Tropical cyclones in the Atlantic (hurricanes) are a substantial threat to the lives and property of the local population in the Caribbean and neighboring regions, such as the south-east of the USA.
The scientists have now been able to build up and analyze a sedimentary “storm archive” that covers almost the entire Common Era (2,000 years) with annual resolution.
The archive comprises fine-grained annual layers of sediments from the 125-meter-deep bottom of the Blue Hole, a flooded karst sinkhole on the Lighthouse Reef Atoll off the coast of Belize (Central America).
There, 2.5 mm of lime mud, composed of shell debris from organisms in the reef lagoon along with changing amounts of organic matter, collect year after year. Coarser layers up to several cm thick that constitute tempestites (storm sediments) are intercalated in these fine-grained sediments. They mostly consist of shell debris from reef organisms living on the edge of the atoll.

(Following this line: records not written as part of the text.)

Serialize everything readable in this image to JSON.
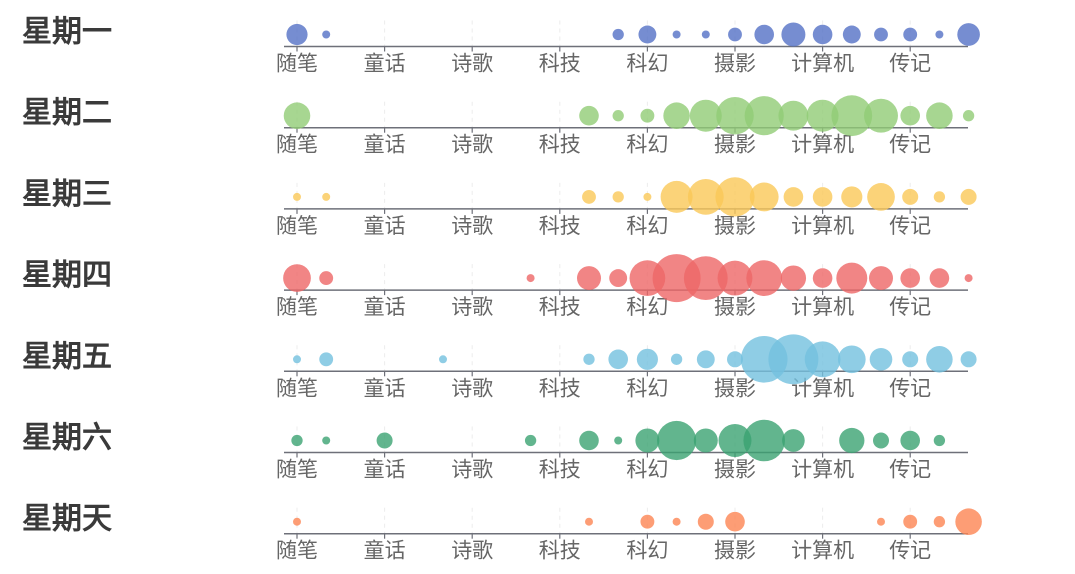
{
  "chart_data": {
    "type": "scatter",
    "categories": [
      "随笔",
      "童话",
      "诗歌",
      "科技",
      "科幻",
      "摄影",
      "计算机",
      "传记"
    ],
    "x_slots": 24,
    "colors": [
      "#5470c6",
      "#91cc75",
      "#fac858",
      "#ee6666",
      "#73c0de",
      "#3ba272",
      "#fc8452"
    ],
    "series": [
      {
        "name": "星期一",
        "values": [
          7,
          1,
          0,
          0,
          0,
          0,
          0,
          0,
          0,
          0,
          0,
          2,
          5,
          1,
          1,
          3,
          6,
          9,
          6,
          5,
          3,
          3,
          1,
          8
        ]
      },
      {
        "name": "星期二",
        "values": [
          11,
          0,
          0,
          0,
          0,
          0,
          0,
          0,
          0,
          0,
          6,
          2,
          3,
          11,
          16,
          22,
          24,
          14,
          16,
          26,
          18,
          6,
          11,
          2
        ]
      },
      {
        "name": "星期三",
        "values": [
          1,
          1,
          0,
          0,
          0,
          0,
          0,
          0,
          0,
          0,
          3,
          2,
          1,
          16,
          20,
          24,
          13,
          6,
          6,
          7,
          12,
          4,
          2,
          4
        ]
      },
      {
        "name": "星期四",
        "values": [
          12,
          3,
          0,
          0,
          0,
          0,
          0,
          0,
          1,
          0,
          9,
          5,
          20,
          36,
          30,
          19,
          20,
          10,
          6,
          15,
          9,
          6,
          6,
          1
        ]
      },
      {
        "name": "星期五",
        "values": [
          1,
          3,
          0,
          0,
          0,
          1,
          0,
          0,
          0,
          0,
          2,
          6,
          7,
          2,
          5,
          4,
          34,
          39,
          20,
          12,
          8,
          4,
          11,
          4
        ]
      },
      {
        "name": "星期六",
        "values": [
          2,
          1,
          0,
          4,
          0,
          0,
          0,
          0,
          2,
          0,
          6,
          1,
          9,
          24,
          9,
          17,
          27,
          8,
          0,
          10,
          4,
          6,
          2,
          0
        ]
      },
      {
        "name": "星期天",
        "values": [
          1,
          0,
          0,
          0,
          0,
          0,
          0,
          0,
          0,
          0,
          1,
          0,
          3,
          1,
          4,
          6,
          0,
          0,
          0,
          0,
          1,
          3,
          2,
          11
        ]
      }
    ]
  }
}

The almost 9-meter-long drill core from the bottom of the Blue Hole spans 1,885 years with a total of 157 storm layers.
One of the finds: From AD 100-900, storm activity in the region tended to be more stable and weaker, while since AD 900 up until today it has been more variable and more vigorous. Interestingly, this change in the increase of cyclone frequency goes hand in hand with the occurrence of a few, very thick, coarse-grained storm layers and coincides with the final demise of the classical Mayan culture in Central America.
It is possible that the increased impact of hurricanes on the Central American mainland, combined with extensive flooding of cultivated land in the Mayan lowlands and rainfall-induced erosion in the backlands of the Mayan Mountains of Belize – apart from the recurring periods of drought already known – was another environmental factor that influenced the end of the Maya’s high culture.